# Wordy

Posted on September 30, 2020
ScalaProgrammingLiterate

As mentioned in my previous post, I’ve recently been solving problems from Exercism with a bunch of my colleagues.

In this post, I’m discussing my solution to the Wordy exercise.

It’s embarrassing, but this post completely ignores the advice in the last one.

The last post talked about the importance of introducing concepts incrementally. In contrast, here I go all out, and implement a Parser Combinator Framework from scratch.

I’m really only publishing this because I’d already gone to the effort of adding fairly detailed “literate” comments.

The aim of the game in “Wordy” is to parse expressions that look like the following:

What is 2 plus 8 multiplied by 3?

You’re supposed to ignore BIDMAS, and evaluate the expressions from left to right. So in that case, the correct result would be `30`.

I decided to slightly overreach the problem description, and also support parsing some “postfix” operations too, such as:

What is 2 squared?

I’m also going to be fairly religious about only accepting solutions that are well formed.

## Parser Combinators

As mentioned above, this solution to “Wordy” starts by building a ((relatively) simple) “Parser Combinator” framework.

To quote a paper on Monadic Parser Combinators, by Graham Hutton and Erik Meijer:

In functional programming, a popular approach to building recursive descent parsers is to model parsers as functions, and to define higher-order functions (or combinators) that implement grammar constructions such as sequencing, choice, and repetition.

In a nutshell, we’re aiming to write a framework that consists of:

• Very simple primitive parsers
• Functions for composing those parsers together

Once we’ve got those two things, we will be able to compose our simple parsers together to form complicated ones, eventually solving the kata.

This pattern, starting with very simple primitives that are easy to compose, is very common in Functional Programming.

I’d go as far as saying that this principle is central to good Functional Programming Design.

## The Framework

### `Parser[A]`

A `Parser[A]` is a “Single Abstract Method” class

“Single Abstract Method” classes are isomorphic to a function. In this case, the function is `parse` with type `String => Option[(String, A)]`

You can think of a parser as taking a String, and either:

• consuming part of that string, and returning a value
• failing, and returning no value

The `+A` in the type signature means that our parser is “covariant” If we have a `Parser[A]` and A extends B, we can use our `Parser[A]` as if it were a `Parser[B]`. This doesn’t come up very much, so you can mostly ignore it.

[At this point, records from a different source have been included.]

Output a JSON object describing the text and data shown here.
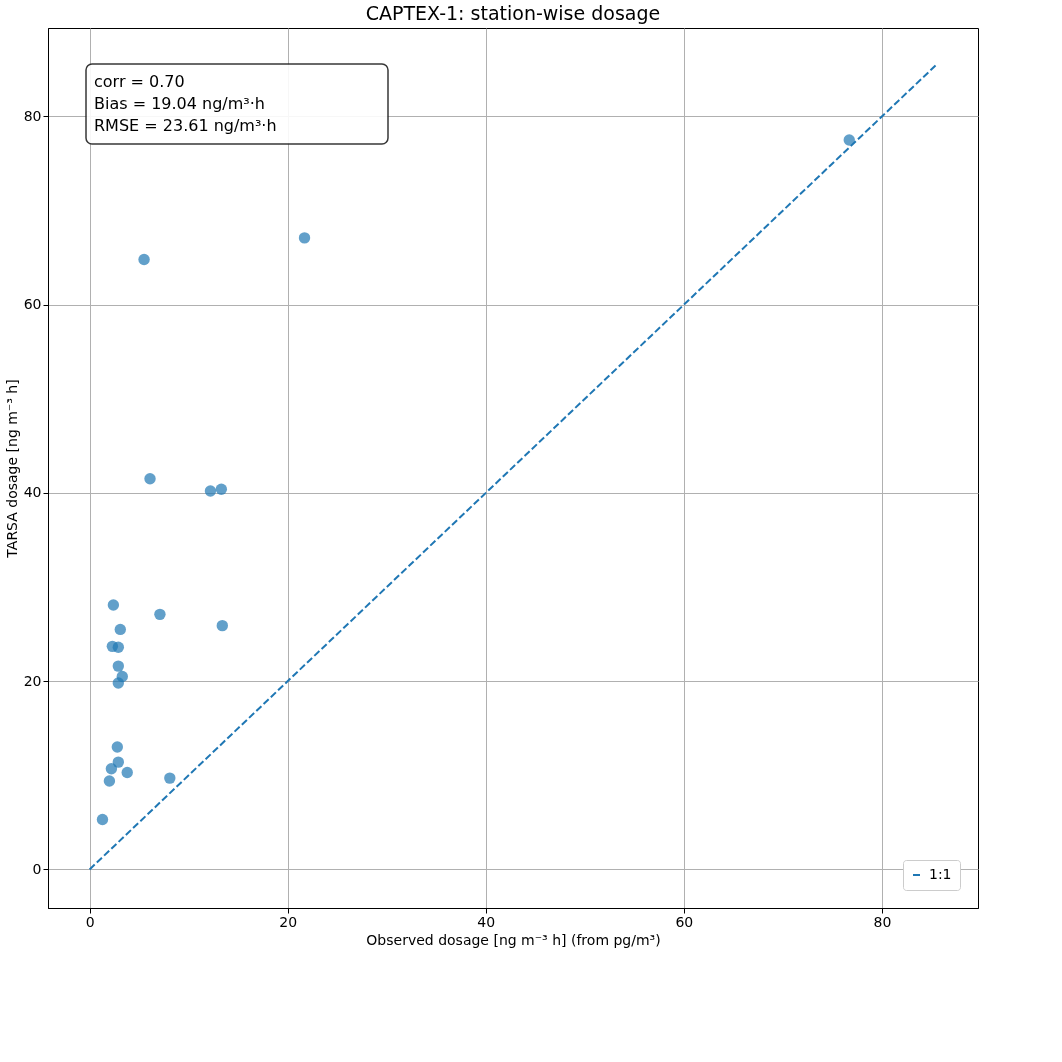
{
  "chart_data": {
    "type": "scatter",
    "title": "CAPTEX-1: station-wise dosage",
    "xlabel": "Observed dosage [ng m⁻³ h] (from pg/m³)",
    "ylabel": "TARSA dosage [ng m⁻³ h]",
    "xlim": [
      -4.2,
      89.7
    ],
    "ylim": [
      -4.1,
      89.4
    ],
    "xticks": [
      0,
      20,
      40,
      60,
      80
    ],
    "yticks": [
      0,
      20,
      40,
      60,
      80
    ],
    "grid": true,
    "legend": "bottom right",
    "annotations": [
      "corr = 0.70",
      "Bias = 19.04 ng/m³·h",
      "RMSE = 23.61 ng/m³·h"
    ],
    "series": [
      {
        "color": "#1f77b4",
        "marker": "circle",
        "x": [
          2.4,
          7.1,
          13.4,
          3.1,
          2.3,
          2.9,
          2.9,
          3.3,
          2.9,
          2.8,
          2.9,
          2.2,
          3.8,
          2.0,
          8.1,
          1.3,
          5.5,
          21.7,
          76.7,
          6.1,
          12.2,
          13.3
        ],
        "values": [
          28.1,
          27.1,
          25.9,
          25.5,
          23.7,
          23.6,
          21.6,
          20.5,
          19.8,
          13.0,
          11.4,
          10.7,
          10.3,
          9.4,
          9.7,
          5.3,
          64.8,
          67.1,
          77.5,
          41.5,
          40.2,
          40.4
        ]
      },
      {
        "type": "line",
        "name": "1:1",
        "color": "#1f77b4",
        "line_style": "dashed",
        "marker": "none",
        "x": [
          0,
          85.5
        ],
        "values": [
          0,
          85.5
        ]
      }
    ]
  }
}
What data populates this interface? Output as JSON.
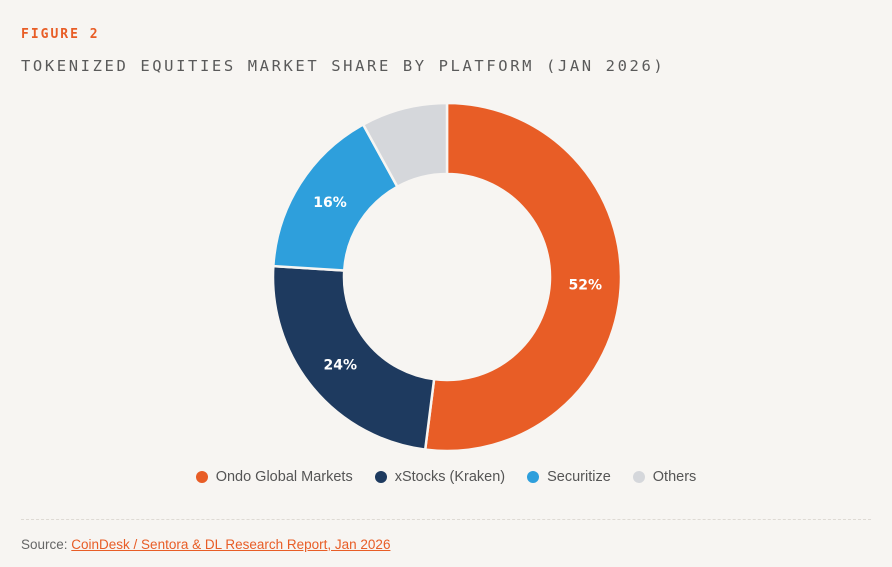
{
  "figure_label": "FIGURE 2",
  "colors": {
    "accent": "#e85d26",
    "background": "#f7f5f2"
  },
  "chart_data": {
    "type": "pie",
    "variant": "donut",
    "title": "TOKENIZED EQUITIES MARKET SHARE BY PLATFORM (JAN 2026)",
    "unit": "%",
    "slices": [
      {
        "name": "Ondo Global Markets",
        "value": 52,
        "label": "52%",
        "color": "#e85d26"
      },
      {
        "name": "xStocks (Kraken)",
        "value": 24,
        "label": "24%",
        "color": "#1e3a5f"
      },
      {
        "name": "Securitize",
        "value": 16,
        "label": "16%",
        "color": "#2e9fdc"
      },
      {
        "name": "Others",
        "value": 8,
        "label": "",
        "color": "#d5d7db"
      }
    ],
    "legend_position": "bottom-center"
  },
  "source": {
    "prefix": "Source: ",
    "link_text": "CoinDesk / Sentora & DL Research Report, Jan 2026"
  }
}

``trait Parser[+A] { self =>``

### `parse`

the “Single Abstract Method”.

Every “concrete” Parser must implement `parse`.

If we were doing this “in production”, we’d probably want to do something more efficient than creating a new string in every single `Parser`. For example, we could model this by updating an “index” into the string. Fortunately, in our case, none of the strings are going to be particularly large or complex, so we can get away with it.

``  def parse(str: String): Option[(String, A)]``

### `flatMap`

`flatMap` takes a function from `A => Parser[B]` and produces a `Parser[B]` which:

• runs `this` Parser, to produce an A, and consume part of the string
• calls the function `f(a)` to produce a `Parser[B]`
• runs that parser on the remainder of the string

Implementing `flatMap` on a trait implements the “Monad” pattern.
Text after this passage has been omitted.